Half-time? It would be more accurate to say that it was full-time in the curtain-raiser. It was the calm before the storm.
It would not be strictly true to say that the Cats who emerged after half-time were unrecognisable from the first half, rather than they were suddenly recognisable as the irresistible force of 2022. It was not that they swapped jumpers with the Hawks, but swapped back into their own old kit. As if by a jolt of electricity, or one good CPR pump, their airways cleared and everything came back in an instant.
Time after time, they swept in formation out of the centre. Captain Patrick Dangerfield was back in his pomp. Tom Hawkins and Tyson Stengle, barely seen in the first half and in for that matter the first three games, made their marks. Ollie Henry at least had an alibi for being unseen; he was the sub. He also chimed in.
Loading
Everything began to whirr and hum as it did throughout their unbeaten last four months of last year.
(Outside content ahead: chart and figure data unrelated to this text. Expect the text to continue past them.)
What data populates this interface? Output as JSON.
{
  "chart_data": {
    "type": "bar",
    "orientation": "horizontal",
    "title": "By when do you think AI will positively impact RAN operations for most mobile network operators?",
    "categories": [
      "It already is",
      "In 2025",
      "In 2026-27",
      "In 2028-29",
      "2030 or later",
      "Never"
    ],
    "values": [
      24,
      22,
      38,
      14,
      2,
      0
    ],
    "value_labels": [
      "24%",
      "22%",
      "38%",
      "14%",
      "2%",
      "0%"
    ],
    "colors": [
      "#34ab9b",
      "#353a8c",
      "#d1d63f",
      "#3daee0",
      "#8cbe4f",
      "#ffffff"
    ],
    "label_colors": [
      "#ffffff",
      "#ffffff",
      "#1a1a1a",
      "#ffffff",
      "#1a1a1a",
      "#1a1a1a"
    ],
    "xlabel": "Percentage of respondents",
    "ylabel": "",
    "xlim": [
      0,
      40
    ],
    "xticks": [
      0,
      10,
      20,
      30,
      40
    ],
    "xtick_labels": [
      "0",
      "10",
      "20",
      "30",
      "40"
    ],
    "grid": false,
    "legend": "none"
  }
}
Mitch Duncan, in his first game for the season, stiffened and deepened the midfield. Tom Stewart again ran the defence like a drill.
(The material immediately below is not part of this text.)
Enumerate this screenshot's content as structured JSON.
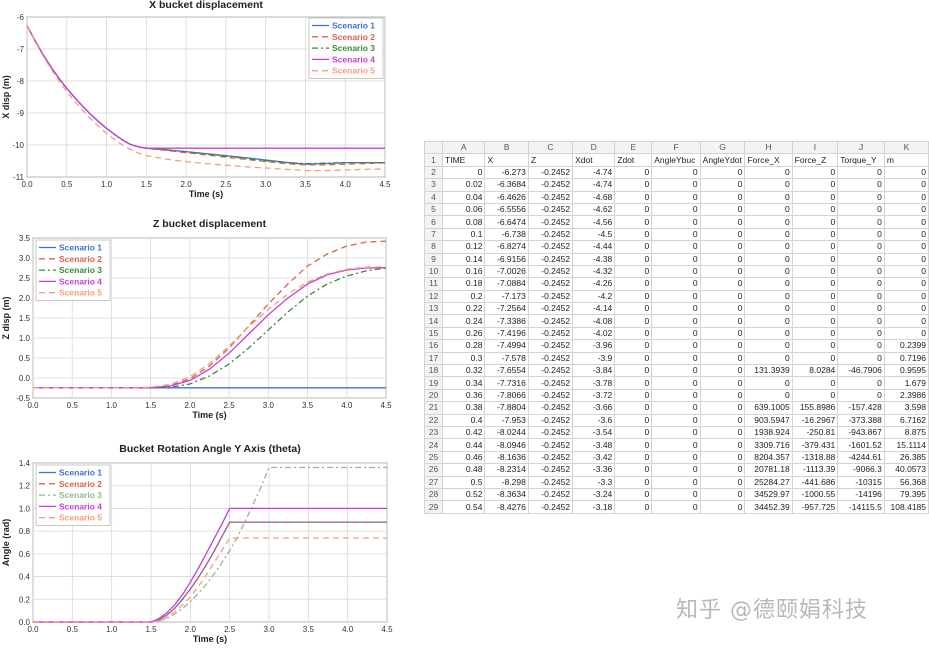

The stats sheet again bore out the evidence of the eye; simply, the Cats did not allow the Hawks to get their hands on the ball. As coach Sam Mitchell noted, they just did not know a way out of their predicament. In the coach’s box, Mitchell asked the lamed Lewis if he could see an answer, but he could not.
Cameron, having kept the Cats in it, now led the parade, finishing with seven goals. Just turned 30, he is in career-best form, which is saying something. And it’s a blessed team that can send Hawkins up the field a little in search of form, knowing that they had a phalanx to fall in behind him.
The confidence that Dangerfield said had been strangely lacking suddenly suffused the team. It was like watching a big balloon inflate. When half-back flanker Mark O’Connor streamed through the middle of the MCG to get in on the goalkicking act, the Cats could stand down their emergency response team, pack away the life vests and put the kettle on.
At some point, what had shaped as an upset ceased even to be a contest. Of course, Geelong’s victim was merely Hawthorn, a rebored, prototype team, a project, still on the petrie dish.
But when a team clicks, it clicks. It’s not Monday’s spark that will matter in the long run, but the flame that is now burning. Geelong can file away the first three games under miscellaneous. The AFL spent most of last decade cursing the Hawks for their tyranny. Now they will be damned again for their helplessness and the way it gave Geelong’s season a push start.